Me pongo a pensar en novelas y cuentos que tratan esto de una pandemia y recuerdo el cuento de Edgar Allan Poe, La máscara de la muerte roja y un novelón de Stephen King que leí con el nombre de La danza de la muerte y más tarde con el de Apocalipsis, una versión ampliada del mismo autor. Recuerdo que me encantó La danza de la muerte pero que no aguanté Apocalipsis, donde responsabiliza a una enfermedad de cómo deja de devastado el mundo que habitan sus protagonistas. Los buenos y los malos. Quizá sea una de las novelas más religiosas del escritor, quien se inspira en El señor de los anillos para dar su versión norteamericana.

* Alguien ha puesto música electrónica a todo trapo en una de las viviendas de la calle. Y no, no se trata de los evangelistas que, antes de la crisis del Covid-19, cantaban canciones loando a Dios los viernes por la tarde y domingos por la mañana. En aquellos días donde uno podía circular libremente por las calles y avenidas de la ciudad, un Santa Cruz de Tenerife que por fin murió de soledad, más de un vecino se había asomado a la ventana para mandar a callar a los feligreses de esa iglesia que dirige un reverendo sudamericano con barriga generosa, pero ahora no hacen lo mismo con ese espontáneo que sacude la calle con ruido más que música electrónica. Solo falta que ponga reguetón aunque la cosa ha ido a peor, como el contagio del bicho, ya que tras el concierto electrónico suena ahora el Lucha canario interpretado por Los Sabandeños. Algún imbécil o imbécila (¿se escribirá así?) incluso se ha puesto a aplaudir en una de las ventanas del edificio de en frente.

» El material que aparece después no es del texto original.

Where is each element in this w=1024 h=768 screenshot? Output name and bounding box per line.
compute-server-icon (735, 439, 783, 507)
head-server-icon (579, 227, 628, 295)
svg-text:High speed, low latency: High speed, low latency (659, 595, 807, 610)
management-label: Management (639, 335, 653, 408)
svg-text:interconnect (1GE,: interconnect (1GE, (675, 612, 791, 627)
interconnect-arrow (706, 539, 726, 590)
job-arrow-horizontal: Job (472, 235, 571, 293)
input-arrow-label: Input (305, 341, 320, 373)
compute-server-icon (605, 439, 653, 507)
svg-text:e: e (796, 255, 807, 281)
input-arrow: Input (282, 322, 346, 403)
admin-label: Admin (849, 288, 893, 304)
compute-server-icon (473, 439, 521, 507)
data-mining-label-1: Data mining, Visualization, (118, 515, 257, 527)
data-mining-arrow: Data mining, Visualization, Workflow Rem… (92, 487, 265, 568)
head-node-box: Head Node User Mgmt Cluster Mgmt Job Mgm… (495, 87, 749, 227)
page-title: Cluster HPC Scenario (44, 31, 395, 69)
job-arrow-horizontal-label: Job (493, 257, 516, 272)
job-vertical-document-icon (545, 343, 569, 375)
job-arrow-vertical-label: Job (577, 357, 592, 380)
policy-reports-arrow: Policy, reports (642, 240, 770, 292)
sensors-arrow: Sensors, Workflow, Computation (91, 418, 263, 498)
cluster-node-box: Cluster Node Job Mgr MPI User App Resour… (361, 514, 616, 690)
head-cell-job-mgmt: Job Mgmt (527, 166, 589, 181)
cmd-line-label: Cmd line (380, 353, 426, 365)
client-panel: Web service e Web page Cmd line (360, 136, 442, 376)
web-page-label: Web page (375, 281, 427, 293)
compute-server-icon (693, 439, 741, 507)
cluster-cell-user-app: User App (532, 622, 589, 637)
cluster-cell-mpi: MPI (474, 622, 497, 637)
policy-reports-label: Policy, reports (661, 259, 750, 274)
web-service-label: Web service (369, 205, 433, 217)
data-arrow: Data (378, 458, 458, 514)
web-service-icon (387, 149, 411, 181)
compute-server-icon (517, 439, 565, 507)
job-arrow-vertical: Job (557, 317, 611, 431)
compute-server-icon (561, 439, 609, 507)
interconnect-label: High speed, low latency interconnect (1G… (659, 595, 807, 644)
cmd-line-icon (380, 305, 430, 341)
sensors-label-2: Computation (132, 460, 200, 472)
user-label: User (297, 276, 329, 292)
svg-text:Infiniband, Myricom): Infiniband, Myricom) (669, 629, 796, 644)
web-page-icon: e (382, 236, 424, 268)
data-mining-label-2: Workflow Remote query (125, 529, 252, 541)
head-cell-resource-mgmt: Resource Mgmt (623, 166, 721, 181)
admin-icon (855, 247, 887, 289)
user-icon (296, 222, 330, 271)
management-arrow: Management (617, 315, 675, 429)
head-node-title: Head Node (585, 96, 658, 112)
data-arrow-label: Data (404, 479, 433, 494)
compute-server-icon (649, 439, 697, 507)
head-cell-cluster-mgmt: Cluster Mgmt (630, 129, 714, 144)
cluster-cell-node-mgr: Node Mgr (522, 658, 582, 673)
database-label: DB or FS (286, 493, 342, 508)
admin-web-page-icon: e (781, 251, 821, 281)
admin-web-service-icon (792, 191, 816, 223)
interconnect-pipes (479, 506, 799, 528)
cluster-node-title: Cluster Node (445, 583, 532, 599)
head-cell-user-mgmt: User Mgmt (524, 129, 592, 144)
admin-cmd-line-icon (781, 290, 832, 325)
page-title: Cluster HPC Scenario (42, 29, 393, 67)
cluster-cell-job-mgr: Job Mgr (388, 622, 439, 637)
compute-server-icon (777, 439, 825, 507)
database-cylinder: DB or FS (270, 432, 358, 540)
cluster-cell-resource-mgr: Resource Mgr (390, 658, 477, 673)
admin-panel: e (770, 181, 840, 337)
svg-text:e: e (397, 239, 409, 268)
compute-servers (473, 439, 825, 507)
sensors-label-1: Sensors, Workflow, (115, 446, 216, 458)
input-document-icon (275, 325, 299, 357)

* Hablo con la familia y los amigos, consulto facebook y me toco todos los días la frente por si acaso. Tengo a mi lado El Decamerón, libro al que recurro por consejo de Julio Llamazares y aprovecho para terminar con novelas que llevaban cubriéndose de polvo desde hace unos meses. Por las noches me siento a ver películas, unas cuantas que saqué de la Biblioteca no valen mucho la pena aunque cuento con un buen arsenal en mi particular videoteca. Es más que probable que esta noche me vaya al lejano oeste con Río Bravo, que siempre que la veo me pone de buen humor.